Broker non-votes occur when a brokerage firm is unable to vote on a shareholder’s behalf during a company election or decision because the shareholder has not given specific voting instructions, and the broker is not allowed or chooses not to vote on certain matters. They are important because they can affect the outcome of votes, especially when the results are close, by effectively reducing the total number of votes cast.
record date financial
"shares of common stock outstanding at the close of business on the record date, March 18, 2026"
The record date is the specific day when a company determines which shareholders are eligible to receive a dividend or participate in an upcoming vote. It’s like a cutoff date; if you own the stock on that day, you get the benefits or voting rights. This date matters because it decides who qualifies for certain company benefits.
FAQ
What did Crescent Capital BDC (CCAP) stockholders vote on at the 2026 annual meeting?

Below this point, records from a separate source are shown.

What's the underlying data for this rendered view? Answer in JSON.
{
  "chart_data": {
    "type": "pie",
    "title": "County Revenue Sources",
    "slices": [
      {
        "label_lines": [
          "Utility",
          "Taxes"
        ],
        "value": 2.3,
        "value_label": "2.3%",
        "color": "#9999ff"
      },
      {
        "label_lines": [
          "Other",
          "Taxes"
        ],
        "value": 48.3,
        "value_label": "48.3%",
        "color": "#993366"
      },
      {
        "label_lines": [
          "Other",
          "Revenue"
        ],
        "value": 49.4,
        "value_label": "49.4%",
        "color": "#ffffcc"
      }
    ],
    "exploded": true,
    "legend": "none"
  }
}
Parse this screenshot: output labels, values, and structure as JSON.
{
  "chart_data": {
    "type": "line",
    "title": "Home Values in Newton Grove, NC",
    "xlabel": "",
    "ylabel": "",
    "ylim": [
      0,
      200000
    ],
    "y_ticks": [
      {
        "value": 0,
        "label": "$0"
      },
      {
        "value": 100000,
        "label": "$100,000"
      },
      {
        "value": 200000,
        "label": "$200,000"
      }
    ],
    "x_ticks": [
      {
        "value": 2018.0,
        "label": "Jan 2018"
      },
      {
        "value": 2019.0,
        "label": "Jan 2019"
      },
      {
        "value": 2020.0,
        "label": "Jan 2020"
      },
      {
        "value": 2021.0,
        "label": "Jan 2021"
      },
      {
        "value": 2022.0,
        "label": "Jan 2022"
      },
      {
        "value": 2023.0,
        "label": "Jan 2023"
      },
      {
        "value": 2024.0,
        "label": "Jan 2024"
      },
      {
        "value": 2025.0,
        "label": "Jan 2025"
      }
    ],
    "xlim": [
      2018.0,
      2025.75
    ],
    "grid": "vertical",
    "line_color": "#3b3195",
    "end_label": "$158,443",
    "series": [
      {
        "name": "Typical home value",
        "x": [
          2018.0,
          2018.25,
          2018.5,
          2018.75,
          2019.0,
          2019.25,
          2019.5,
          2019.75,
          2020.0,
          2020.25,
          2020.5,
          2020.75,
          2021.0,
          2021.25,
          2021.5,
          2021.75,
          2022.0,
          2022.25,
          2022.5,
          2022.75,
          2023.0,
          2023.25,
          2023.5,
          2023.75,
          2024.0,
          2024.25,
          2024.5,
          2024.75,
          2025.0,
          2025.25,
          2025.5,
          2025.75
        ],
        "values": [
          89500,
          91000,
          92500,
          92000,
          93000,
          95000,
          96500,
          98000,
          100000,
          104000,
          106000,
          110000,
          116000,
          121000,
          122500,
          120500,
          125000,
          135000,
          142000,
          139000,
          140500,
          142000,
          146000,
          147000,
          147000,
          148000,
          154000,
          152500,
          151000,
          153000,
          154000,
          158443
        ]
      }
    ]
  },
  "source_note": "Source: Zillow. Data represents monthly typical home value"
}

Stockholders voted on electing two Class II directors and ratifying Ernst & Young LLP as the independent registered public accounting firm for the fiscal year ending December 31, 2026. Both proposals received sufficient support for approval.
Who was elected as Class II directors of Crescent Capital BDC (CCAP) in 2026?
Susan Yun Lee and Michael S. Segal were elected as Class II directors to serve three-year terms expiring at the 2029 annual meeting, continuing until their successors are duly elected and qualified, as described in the company’s proxy materials.
What were the vote totals for Crescent Capital BDC director Susan Yun Lee?
Susan Yun Lee received 17,107,252 votes for election, 306,098 votes against, and 107,901 abstentions, with additional broker non-votes not detailed in the excerpt. These results were sufficient for her election as a Class II director.
How did Crescent Capital BDC (CCAP) stockholders vote on Michael S. Segal as director?
Michael S. Segal received 16,302,024 votes for election, 1,113,132 votes against, and 106,095 abstentions, along with broker non-votes referenced but not quantified in the excerpt, resulting in his election as a Class II director.
Did Crescent Capital BDC (CCAP) ratify Ernst & Young as auditor for 2026?
Yes. Stockholders ratified Ernst & Young LLP as Crescent Capital BDC’s independent registered public accounting firm for the fiscal year ending December 31, 2026, with 26,529,354 votes for, 211,437 against, and 155,426 abstentions recorded.